The Student Senate voted last week to send a letter to Chancellor Collins endorsing the idea of dorms. Welcome news, most likely, as Collins is the latest in a string of chancellors to be dorm fanciers. The surrounding Dorchester community, however, has long opposed dorms. This pits a school whose stated aim is to serve the city at odds with its city neighbors.
Dorms are an interesting idea. There is space enough, certainly, on campus, which has vast and empty swaths reminiscent of City Hall Plaza. If, however, they serve to “distance the school from its mission of providing low-cost education to Boston-area residents” as a 2001 issue of The Campus Chronicle at our Amherst sister school maintains, then no thanks. The Boston area already has several schools that attract the fresh-faced high school valedictorians and bocce prodigies. The students of the upper middle class are well served in Boston. What about the rest of us?
UMass Boston is here to serve the residents of the city and those who want to be close to the city. And people who fell to Earth and landed here. If the driving concept behind dorms is to give those people a taste of the four-year, private college in the Berkshires experience, it’s probably not going to work out like that. More likely is that the dorm inhabitants will be suburban students composing a separate sphere from those commuting from Somerville and Brighton and Mattapan.
UMass as it is presently constituted is a great intermediary for people who aren’t satisfied by community college and can’t pay for a private college. This comprises wide swaths of the city’s life, of people who want to educate themselves and better their station but who do not have infinite resources at hand. Professors teach here because they love having people from Haiti and Russia- people with kids at home who work two jobs. Will they be well served by something resembling the B.U. buyout of Kenmore Square coming here?

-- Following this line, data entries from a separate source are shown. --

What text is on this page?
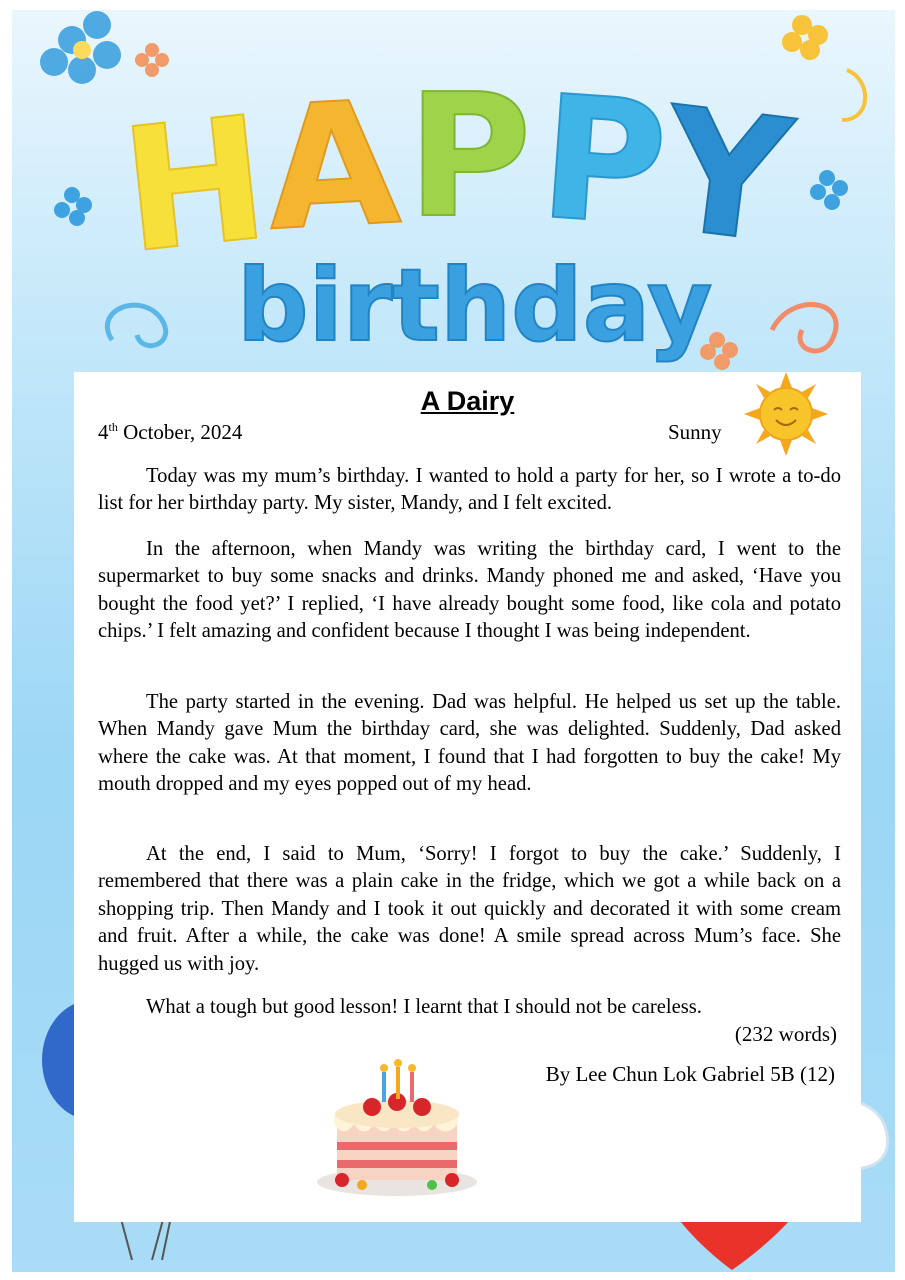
H
A P P
Y
birthday
A Dairy
4th October, 2024	Sunny

Today was my mum’s birthday. I wanted to hold a party for her, so I wrote a to-do list for her birthday party. My sister, Mandy, and I felt excited.

In the afternoon, when Mandy was writing the birthday card, I went to the supermarket to buy some snacks and drinks. Mandy phoned me and asked, ‘Have you bought the food yet?’ I replied, ‘I have already bought some food, like cola and potato chips.’ I felt amazing and confident because I thought I was being independent.

The party started in the evening. Dad was helpful. He helped us set up the table. When Mandy gave Mum the birthday card, she was delighted. Suddenly, Dad asked where the cake was. At that moment, I found that I had forgotten to buy the cake! My mouth dropped and my eyes popped out of my head.

At the end, I said to Mum, ‘Sorry! I forgot to buy the cake.’ Suddenly, I remembered that there was a plain cake in the fridge, which we got a while back on a shopping trip. Then Mandy and I took it out quickly and decorated it with some cream and fruit. After a while, the cake was done! A smile spread across Mum’s face. She hugged us with joy.

What a tough but good lesson! I learnt that I should not be careless.

(232 words)
By Lee Chun Lok Gabriel 5B (12)
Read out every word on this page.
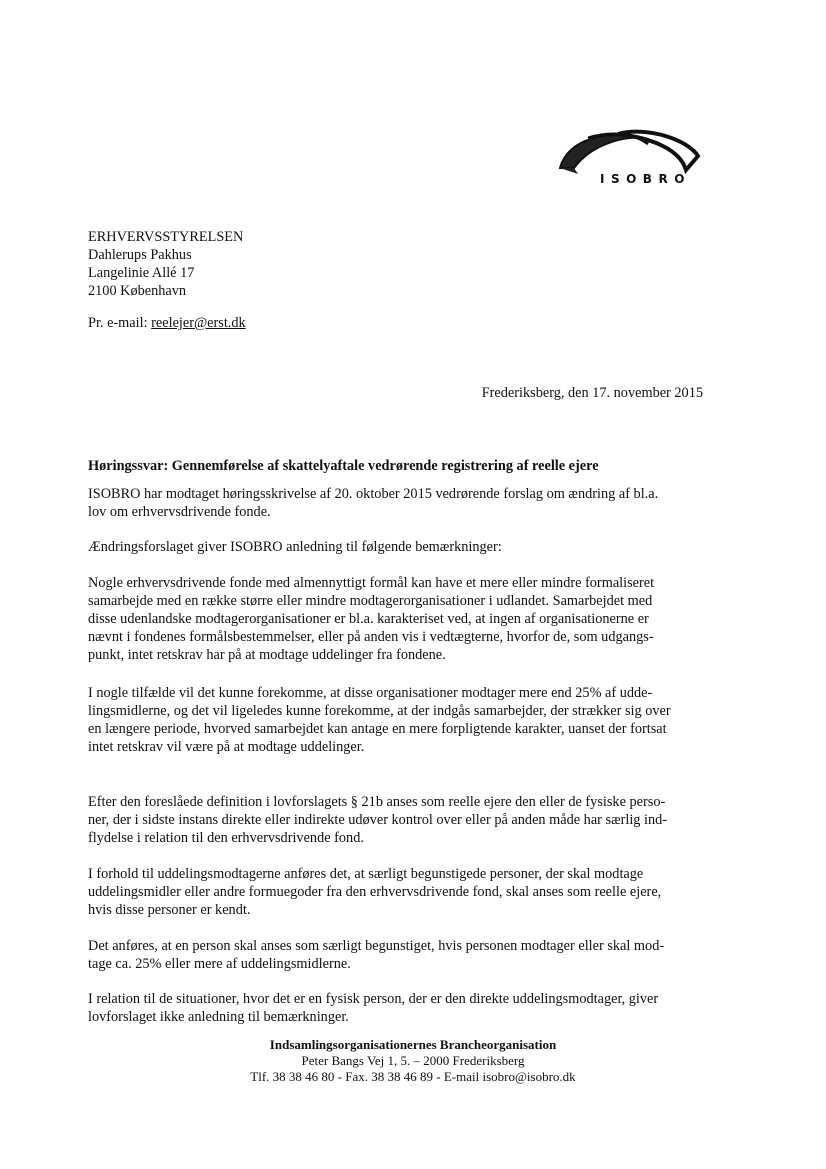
ISOBRO
ERHVERVSSTYRELSEN
Dahlerups Pakhus
Langelinie Allé 17
2100 København
Pr. e-mail: reelejer@erst.dk
Frederiksberg, den 17. november 2015
Høringssvar: Gennemførelse af skattelyaftale vedrørende registrering af reelle ejere
ISOBRO har modtaget høringsskrivelse af 20. oktober 2015 vedrørende forslag om ændring af bl.a.
lov om erhvervsdrivende fonde.
Ændringsforslaget giver ISOBRO anledning til følgende bemærkninger:
Nogle erhvervsdrivende fonde med almennyttigt formål kan have et mere eller mindre formaliseret
samarbejde med en række større eller mindre modtagerorganisationer i udlandet. Samarbejdet med
disse udenlandske modtagerorganisationer er bl.a. karakteriset ved, at ingen af organisationerne er
nævnt i fondenes formålsbestemmelser, eller på anden vis i vedtægterne, hvorfor de, som udgangs-
punkt, intet retskrav har på at modtage uddelinger fra fondene.
I nogle tilfælde vil det kunne forekomme, at disse organisationer modtager mere end 25% af udde-
lingsmidlerne, og det vil ligeledes kunne forekomme, at der indgås samarbejder, der strækker sig over
en længere periode, hvorved samarbejdet kan antage en mere forpligtende karakter, uanset der fortsat
intet retskrav vil være på at modtage uddelinger.
Efter den foreslåede definition i lovforslagets § 21b anses som reelle ejere den eller de fysiske perso-
ner, der i sidste instans direkte eller indirekte udøver kontrol over eller på anden måde har særlig ind-
flydelse i relation til den erhvervsdrivende fond.
I forhold til uddelingsmodtagerne anføres det, at særligt begunstigede personer, der skal modtage
uddelingsmidler eller andre formuegoder fra den erhvervsdrivende fond, skal anses som reelle ejere,
hvis disse personer er kendt.
Det anføres, at en person skal anses som særligt begunstiget, hvis personen modtager eller skal mod-
tage ca. 25% eller mere af uddelingsmidlerne.
I relation til de situationer, hvor det er en fysisk person, der er den direkte uddelingsmodtager, giver
lovforslaget ikke anledning til bemærkninger.
Indsamlingsorganisationernes Brancheorganisation
Peter Bangs Vej 1, 5. – 2000 Frederiksberg
Tlf. 38 38 46 80 - Fax. 38 38 46 89 - E-mail isobro@isobro.dk
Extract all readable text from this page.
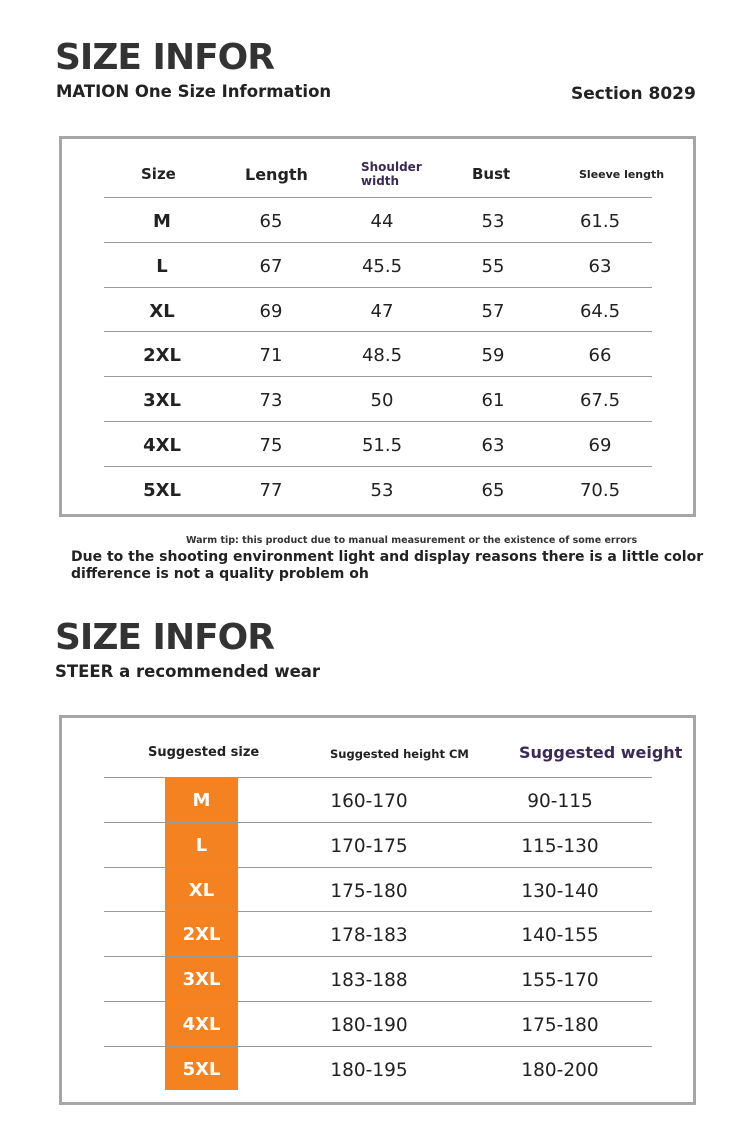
SIZE INFOR
MATION One Size Information	Section 8029
Size	Length	Shoulder width	Bust	Sleeve length
M	65	44	53	61.5
L	67	45.5	55	63
XL	69	47	57	64.5
2XL	71	48.5	59	66
3XL	73	50	61	67.5
4XL	75	51.5	63	69
5XL	77	53	65	70.5
Warm tip: this product due to manual measurement or the existence of some errors
Due to the shooting environment light and display reasons there is a little color
difference is not a quality problem oh
SIZE INFOR
STEER a recommended wear
Suggested size	Suggested height CM	Suggested weight
M	160-170	90-115
L	170-175	115-130
XL	175-180	130-140
2XL	178-183	140-155
3XL	183-188	155-170
4XL	180-190	175-180
5XL	180-195	180-200
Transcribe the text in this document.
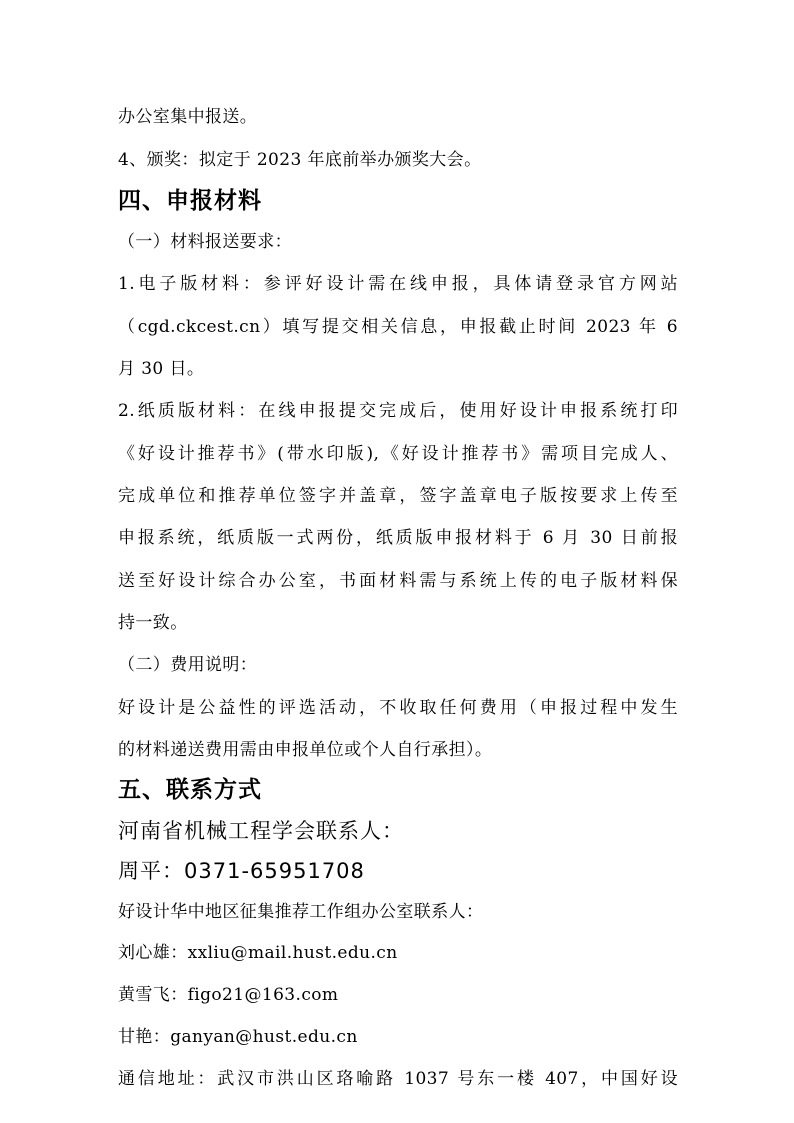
办公室集中报送。
4、颁奖：拟定于 2023 年底前举办颁奖大会。
四、申报材料
（一）材料报送要求：
1.电子版材料：参评好设计需在线申报，具体请登录官方网站
（cgd.ckcest.cn）填写提交相关信息，申报截止时间 2023 年 6
月 30 日。
2.纸质版材料：在线申报提交完成后，使用好设计申报系统打印
《好设计推荐书》(带水印版),《好设计推荐书》需项目完成人、
完成单位和推荐单位签字并盖章，签字盖章电子版按要求上传至
申报系统，纸质版一式两份，纸质版申报材料于 6 月 30 日前报
送至好设计综合办公室，书面材料需与系统上传的电子版材料保
持一致。
（二）费用说明：
好设计是公益性的评选活动，不收取任何费用（申报过程中发生
的材料递送费用需由申报单位或个人自行承担）。
五、联系方式
河南省机械工程学会联系人：
周平：0371-65951708
好设计华中地区征集推荐工作组办公室联系人：
刘心雄：xxliu@mail.hust.edu.cn
黄雪飞：figo21@163.com
甘艳：ganyan@hust.edu.cn
通信地址：武汉市洪山区珞喻路 1037 号东一楼 407，中国好设
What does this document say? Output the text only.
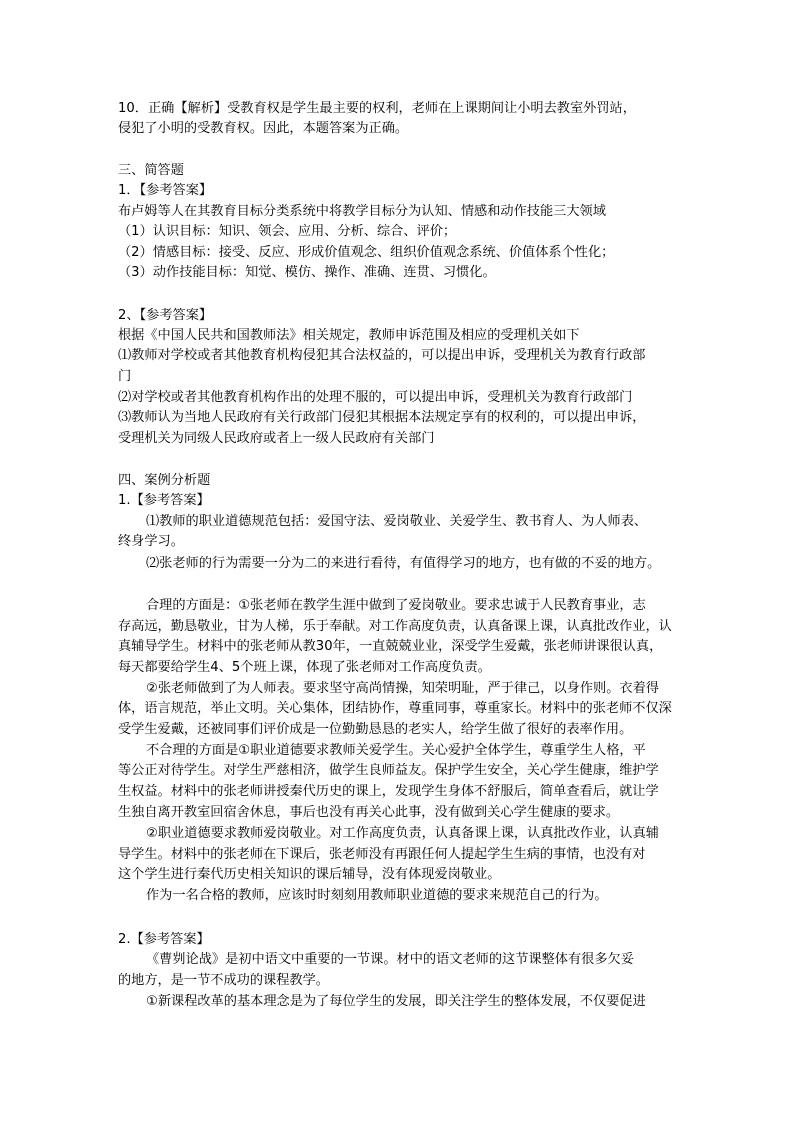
10．正确【解析】受教育权是学生最主要的权利，老师在上课期间让小明去教室外罚站，
侵犯了小明的受教育权。因此，本题答案为正确。
三、简答题
1．【参考答案】
布卢姆等人在其教育目标分类系统中将教学目标分为认知、情感和动作技能三大领域
（1）认识目标：知识、领会、应用、分析、综合、评价；
（2）情感目标：接受、反应、形成价值观念、组织价值观念系统、价值体系个性化；
（3）动作技能目标：知觉、模仿、操作、准确、连贯、习惯化。
2、【参考答案】
根据《中国人民共和国教师法》相关规定，教师申诉范围及相应的受理机关如下
⑴教师对学校或者其他教育机构侵犯其合法权益的，可以提出申诉，受理机关为教育行政部
门
⑵对学校或者其他教育机构作出的处理不服的，可以提出申诉，受理机关为教育行政部门
⑶教师认为当地人民政府有关行政部门侵犯其根据本法规定享有的权利的，可以提出申诉，
受理机关为同级人民政府或者上一级人民政府有关部门
四、案例分析题
1.【参考答案】
⑴教师的职业道德规范包括：爱国守法、爱岗敬业、关爱学生、教书育人、为人师表、
终身学习。
⑵张老师的行为需要一分为二的来进行看待，有值得学习的地方，也有做的不妥的地方。
合理的方面是：①张老师在教学生涯中做到了爱岗敬业。要求忠诚于人民教育事业，志
存高远，勤恳敬业，甘为人梯，乐于奉献。对工作高度负责，认真备课上课，认真批改作业，认
真辅导学生。材料中的张老师从教30年，一直兢兢业业，深受学生爱戴，张老师讲课很认真，
每天都要给学生4、5个班上课，体现了张老师对工作高度负责。
②张老师做到了为人师表。要求坚守高尚情操，知荣明耻，严于律己，以身作则。衣着得
体，语言规范，举止文明。关心集体，团结协作，尊重同事，尊重家长。材料中的张老师不仅深
受学生爱戴，还被同事们评价成是一位勤勤恳恳的老实人，给学生做了很好的表率作用。
不合理的方面是①职业道德要求教师关爱学生。关心爱护全体学生，尊重学生人格，平
等公正对待学生。对学生严慈相济，做学生良师益友。保护学生安全，关心学生健康，维护学
生权益。材料中的张老师讲授秦代历史的课上，发现学生身体不舒服后，简单查看后，就让学
生独自离开教室回宿舍休息，事后也没有再关心此事，没有做到关心学生健康的要求。
②职业道德要求教师爱岗敬业。对工作高度负责，认真备课上课，认真批改作业，认真辅
导学生。材料中的张老师在下课后，张老师没有再跟任何人提起学生生病的事情，也没有对
这个学生进行秦代历史相关知识的课后辅导，没有体现爱岗敬业。
作为一名合格的教师，应该时时刻刻用教师职业道德的要求来规范自己的行为。
2.【参考答案】
《曹刿论战》是初中语文中重要的一节课。材中的语文老师的这节课整体有很多欠妥
的地方，是一节不成功的课程教学。
①新课程改革的基本理念是为了每位学生的发展，即关注学生的整体发展，不仅要促进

One opportunity that we have that a school like Northeastern (which started out with the same general purpose, to serve the city) does not is that we have land to expand on. It’s an exciting prospect, in a way. But to build the school needs funds, which dorms bring. There could be a way for conscientious planning to build dorms (and commercial space) and improved school facilities without shafting the biochem major from Southie who pulls down a nighttime security shift. If new dorms will help bring the school to the city, build them, sure. If it’s just going to build another college castle town distinct from its surroundings, no thanks.